My advice is to simply turn off the half-baked "Use of variable prior to assignment" unless you can live with loads of false positives:
http://www.danielmoth.com/Blog/2005/05/nowarn-or-vb-compiler-options.html
(links in 6th paragraph)

Anonymous said...

I actually did spend the time (about a day and a half) to go through and add initializers to clear these and other errors and warnings, and overall I'd agree with you: I should have just disabled the warning.

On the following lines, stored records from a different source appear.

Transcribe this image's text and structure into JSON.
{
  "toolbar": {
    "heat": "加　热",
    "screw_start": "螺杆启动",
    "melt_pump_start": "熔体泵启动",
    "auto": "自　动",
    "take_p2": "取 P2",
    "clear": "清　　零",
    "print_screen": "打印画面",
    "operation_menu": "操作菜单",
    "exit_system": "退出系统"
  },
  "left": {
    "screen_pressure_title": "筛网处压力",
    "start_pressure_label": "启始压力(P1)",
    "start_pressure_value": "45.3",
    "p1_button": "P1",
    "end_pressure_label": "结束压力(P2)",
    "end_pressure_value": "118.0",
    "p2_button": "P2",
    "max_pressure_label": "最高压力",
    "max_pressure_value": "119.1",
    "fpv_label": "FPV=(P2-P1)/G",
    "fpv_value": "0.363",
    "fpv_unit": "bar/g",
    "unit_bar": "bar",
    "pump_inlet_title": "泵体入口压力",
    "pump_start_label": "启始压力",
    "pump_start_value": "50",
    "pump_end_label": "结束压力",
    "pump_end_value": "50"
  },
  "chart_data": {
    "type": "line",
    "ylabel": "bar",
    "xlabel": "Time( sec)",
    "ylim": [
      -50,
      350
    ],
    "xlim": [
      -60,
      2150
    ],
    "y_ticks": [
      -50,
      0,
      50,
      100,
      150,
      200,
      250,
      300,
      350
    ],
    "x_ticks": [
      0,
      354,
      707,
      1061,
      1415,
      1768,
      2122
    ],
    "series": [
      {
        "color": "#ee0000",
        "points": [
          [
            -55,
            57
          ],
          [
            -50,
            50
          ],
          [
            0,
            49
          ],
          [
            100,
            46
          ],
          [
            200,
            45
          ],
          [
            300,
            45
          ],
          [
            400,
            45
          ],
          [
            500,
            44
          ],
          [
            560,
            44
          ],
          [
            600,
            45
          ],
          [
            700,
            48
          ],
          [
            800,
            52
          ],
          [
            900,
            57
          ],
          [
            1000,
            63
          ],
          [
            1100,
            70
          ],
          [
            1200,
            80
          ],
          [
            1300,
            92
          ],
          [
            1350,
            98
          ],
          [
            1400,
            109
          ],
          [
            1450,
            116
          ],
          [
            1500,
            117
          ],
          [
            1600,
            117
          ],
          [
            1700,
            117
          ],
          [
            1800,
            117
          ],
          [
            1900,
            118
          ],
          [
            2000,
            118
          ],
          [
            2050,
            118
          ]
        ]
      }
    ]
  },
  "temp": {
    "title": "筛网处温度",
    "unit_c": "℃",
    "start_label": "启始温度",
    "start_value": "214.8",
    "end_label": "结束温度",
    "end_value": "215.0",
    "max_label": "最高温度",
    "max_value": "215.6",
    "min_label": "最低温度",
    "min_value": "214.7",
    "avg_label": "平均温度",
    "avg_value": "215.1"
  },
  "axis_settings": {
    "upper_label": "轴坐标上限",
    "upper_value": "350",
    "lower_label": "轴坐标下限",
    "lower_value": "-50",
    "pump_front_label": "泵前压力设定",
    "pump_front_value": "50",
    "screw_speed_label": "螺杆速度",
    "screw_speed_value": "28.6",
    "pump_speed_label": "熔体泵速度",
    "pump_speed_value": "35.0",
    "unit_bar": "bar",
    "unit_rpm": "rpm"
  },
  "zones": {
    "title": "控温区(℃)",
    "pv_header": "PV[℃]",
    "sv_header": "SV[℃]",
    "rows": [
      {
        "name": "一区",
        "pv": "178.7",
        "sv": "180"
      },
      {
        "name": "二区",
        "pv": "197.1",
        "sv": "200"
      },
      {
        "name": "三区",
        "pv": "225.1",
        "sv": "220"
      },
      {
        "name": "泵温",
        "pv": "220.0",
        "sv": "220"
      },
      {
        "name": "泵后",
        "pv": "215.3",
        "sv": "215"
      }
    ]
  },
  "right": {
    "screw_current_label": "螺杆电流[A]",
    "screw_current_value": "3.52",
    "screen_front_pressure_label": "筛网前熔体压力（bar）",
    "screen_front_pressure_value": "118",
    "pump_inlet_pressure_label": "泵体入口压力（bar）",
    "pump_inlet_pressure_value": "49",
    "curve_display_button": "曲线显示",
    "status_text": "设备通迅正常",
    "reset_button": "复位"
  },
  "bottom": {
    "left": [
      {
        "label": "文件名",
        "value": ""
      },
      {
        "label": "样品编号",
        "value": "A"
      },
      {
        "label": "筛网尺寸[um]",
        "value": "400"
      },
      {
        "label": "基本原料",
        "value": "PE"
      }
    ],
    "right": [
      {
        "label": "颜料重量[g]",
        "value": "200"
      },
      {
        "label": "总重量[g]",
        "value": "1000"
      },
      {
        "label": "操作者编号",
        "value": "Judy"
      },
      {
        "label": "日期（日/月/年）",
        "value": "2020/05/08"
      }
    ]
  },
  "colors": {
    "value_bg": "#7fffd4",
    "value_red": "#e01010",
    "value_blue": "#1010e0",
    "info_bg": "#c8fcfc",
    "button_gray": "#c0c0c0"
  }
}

There was one situation I remember where the warning uncovered a slightly dodgy situation, i.e. no "else" clause on a case, which showed up where a variable was initialized in each arm of the select. However since 90% of the time the programmer will remove the warning simply by initing the variable to Nothing rather than complete the case, it's probably not worth worrying about.

Anonymous said...

To get rid of the error "Inappropriate use of 'Overloads' keyword in a module", simply remove the "Overloads" keyword from the function declaration and everything compiles without errors and you get the same functionality. In VB.NET 2005 when you have 2 declare statements that have the same name, but different paramteters/returns... "Overloads" is assumed and it treats them as such.

VB.NET 2003 and earlier require the keyword "Overloads."

Unknown said...

Ian... bloody brilliant. Thanks for the tips about the "else" requirement and the CLS compliancy...

Kelowna Kid

Dave said...

I am a bit confused on this one

If var Is Nothing Then
...
End If

Gives a "Use of variable prior to assignment" warning?! Coming from a c/c++ background I assumed this type of syntax was synonomous to checking if a pointer was null? Could someone clarify this?

Unknown said...

Tnx for that Kev. I'm kinda new to .NET and I'm using 2008, that helped a lot in my discovery.